Ridding argues that steady and sustained investment, even during Covid, showed that Nikkei is guided by “strategy, rather than circumstances”. But the FT does still take circumstances into account. In September, in response to the cost-of-living crisis, every member of UK staff received a one-off payment of £1,800.
Three months later, the FT negotiated with union delegates over an above-inflation pay deal for the lowest-paid editorial staff at the company. Journalists earning £42,000 or below annually received a consolidated pay rise of £4,200, while those earning more than £42,000 but less than £50,001 received a £10% increase on their salaries.
The pay rises were lower for those on higher wages. FT journalists earning between £50,001 and £60,000 received an 8.5% rise, while those earning between £60,001 and £70,000 got 8%. For journalists making between £70,0001 and £80,000, there was a pay increase of £5,250 and for those making more than that, £5,000.
But, Ridding notes, the FT’s mission to be viewed as a destination employer within the media industry is about more than money. “The expectations of employees are high [when it comes to perks and benefits], and so they should be,” he says. “I also believe they want to work for an organisation that has the right values, and I believe we do, including on subjects like the environment and sustainability.”
On the FT’s workforce diversity, Ridding says “it’s a work in progress, but one that we take very seriously.” According to its 2021 diversity and inclusion report, of the FT’s global workforce 53.7% are women, including nearly half (46.7%) of 598 the editorial staff.
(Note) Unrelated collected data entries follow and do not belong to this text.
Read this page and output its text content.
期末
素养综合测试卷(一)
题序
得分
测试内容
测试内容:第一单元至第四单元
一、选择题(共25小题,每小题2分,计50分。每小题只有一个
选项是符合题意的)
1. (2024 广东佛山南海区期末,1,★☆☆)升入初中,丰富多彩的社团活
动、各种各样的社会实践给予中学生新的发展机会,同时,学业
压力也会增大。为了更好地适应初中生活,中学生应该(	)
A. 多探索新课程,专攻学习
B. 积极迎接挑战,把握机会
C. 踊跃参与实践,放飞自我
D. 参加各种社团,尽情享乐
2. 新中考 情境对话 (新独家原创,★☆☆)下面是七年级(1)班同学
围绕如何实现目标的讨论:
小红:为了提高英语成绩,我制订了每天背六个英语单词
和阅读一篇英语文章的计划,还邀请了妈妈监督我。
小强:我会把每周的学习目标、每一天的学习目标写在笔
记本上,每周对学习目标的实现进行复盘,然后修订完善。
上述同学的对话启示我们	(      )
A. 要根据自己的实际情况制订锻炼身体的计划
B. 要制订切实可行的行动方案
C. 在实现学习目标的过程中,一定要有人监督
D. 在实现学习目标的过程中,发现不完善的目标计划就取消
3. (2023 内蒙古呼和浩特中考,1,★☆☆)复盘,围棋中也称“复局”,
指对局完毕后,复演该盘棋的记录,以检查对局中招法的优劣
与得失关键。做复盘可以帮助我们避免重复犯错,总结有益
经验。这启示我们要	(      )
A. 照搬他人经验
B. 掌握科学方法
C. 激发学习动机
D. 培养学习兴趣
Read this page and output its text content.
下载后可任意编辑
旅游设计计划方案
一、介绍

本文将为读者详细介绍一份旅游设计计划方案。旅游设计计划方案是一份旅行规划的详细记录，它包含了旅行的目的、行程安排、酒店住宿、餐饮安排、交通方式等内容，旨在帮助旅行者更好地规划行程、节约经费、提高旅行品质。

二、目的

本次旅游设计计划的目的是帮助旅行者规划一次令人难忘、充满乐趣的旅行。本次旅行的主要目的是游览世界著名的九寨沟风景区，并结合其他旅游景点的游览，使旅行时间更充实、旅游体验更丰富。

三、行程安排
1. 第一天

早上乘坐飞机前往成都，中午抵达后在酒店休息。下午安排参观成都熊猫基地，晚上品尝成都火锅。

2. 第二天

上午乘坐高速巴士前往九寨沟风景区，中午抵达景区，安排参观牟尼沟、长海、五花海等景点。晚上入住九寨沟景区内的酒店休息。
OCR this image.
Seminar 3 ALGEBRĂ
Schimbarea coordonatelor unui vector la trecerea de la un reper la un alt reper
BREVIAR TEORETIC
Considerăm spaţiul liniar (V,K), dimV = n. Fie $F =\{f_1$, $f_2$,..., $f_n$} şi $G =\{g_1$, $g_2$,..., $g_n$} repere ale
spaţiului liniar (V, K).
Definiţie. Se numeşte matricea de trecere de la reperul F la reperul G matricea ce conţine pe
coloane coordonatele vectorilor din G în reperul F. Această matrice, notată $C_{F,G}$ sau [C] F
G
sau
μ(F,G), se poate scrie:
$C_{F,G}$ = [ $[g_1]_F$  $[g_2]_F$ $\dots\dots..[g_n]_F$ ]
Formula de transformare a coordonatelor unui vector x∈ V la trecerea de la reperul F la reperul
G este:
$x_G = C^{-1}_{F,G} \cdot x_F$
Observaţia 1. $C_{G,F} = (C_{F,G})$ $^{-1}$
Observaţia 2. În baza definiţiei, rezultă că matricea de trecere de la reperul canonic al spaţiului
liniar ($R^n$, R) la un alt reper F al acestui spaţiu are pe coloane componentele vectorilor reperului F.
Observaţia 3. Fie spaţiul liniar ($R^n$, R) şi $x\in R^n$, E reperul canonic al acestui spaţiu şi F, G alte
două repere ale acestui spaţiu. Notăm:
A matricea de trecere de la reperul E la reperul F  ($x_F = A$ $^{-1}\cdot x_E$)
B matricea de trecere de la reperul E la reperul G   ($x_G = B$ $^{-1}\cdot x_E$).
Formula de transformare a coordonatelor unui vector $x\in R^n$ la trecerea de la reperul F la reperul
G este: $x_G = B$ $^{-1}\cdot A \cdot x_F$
Nearly a quarter (23.6%) of the FT’s global workforce identify as an ethnic minority, but only 13% at a senior management level.
Where other media outlets might be guilty of simply trading on their name and taking advantage of a pipeline of wide-eyed graduates who just hope to write for a living, Ridding insists that the FT “won’t just sit back.” He adds: “We’re extremely active in looking for talent and encouraging applications from where we might not traditionally receive them.”
The FT, AI and the future
Rather than fearing artificial intelligence, Ridding says the FT wants to understand it, use it and hold its proprietors accountable. Earlier this month, on the guidance of Khalaf, the FT appointed its first AI editor in Madhumita Murgia. “That was a bold decision by Roula,” he says approvingly.
Ridding does not doubt AI’s potential to be “powerful and transformative”. In fact, he is excited by the efficiencies it might drive in the newsroom, through better capabilities to transcribe interviews, for example.
But, in terms of a potential threat to content production, the 35-year FT veteran who has played a key role in shaping the publication’s history retains full confidence in its future. “If you ask ChatGPT to write an essay, or a story, does it do it well? ChatGPT isn’t going to break a story. It’s never going to be [the FT’s chief economics commentator] Martin Wolf. There’s a level of journalism where the FT plays and operates, and that is safe.”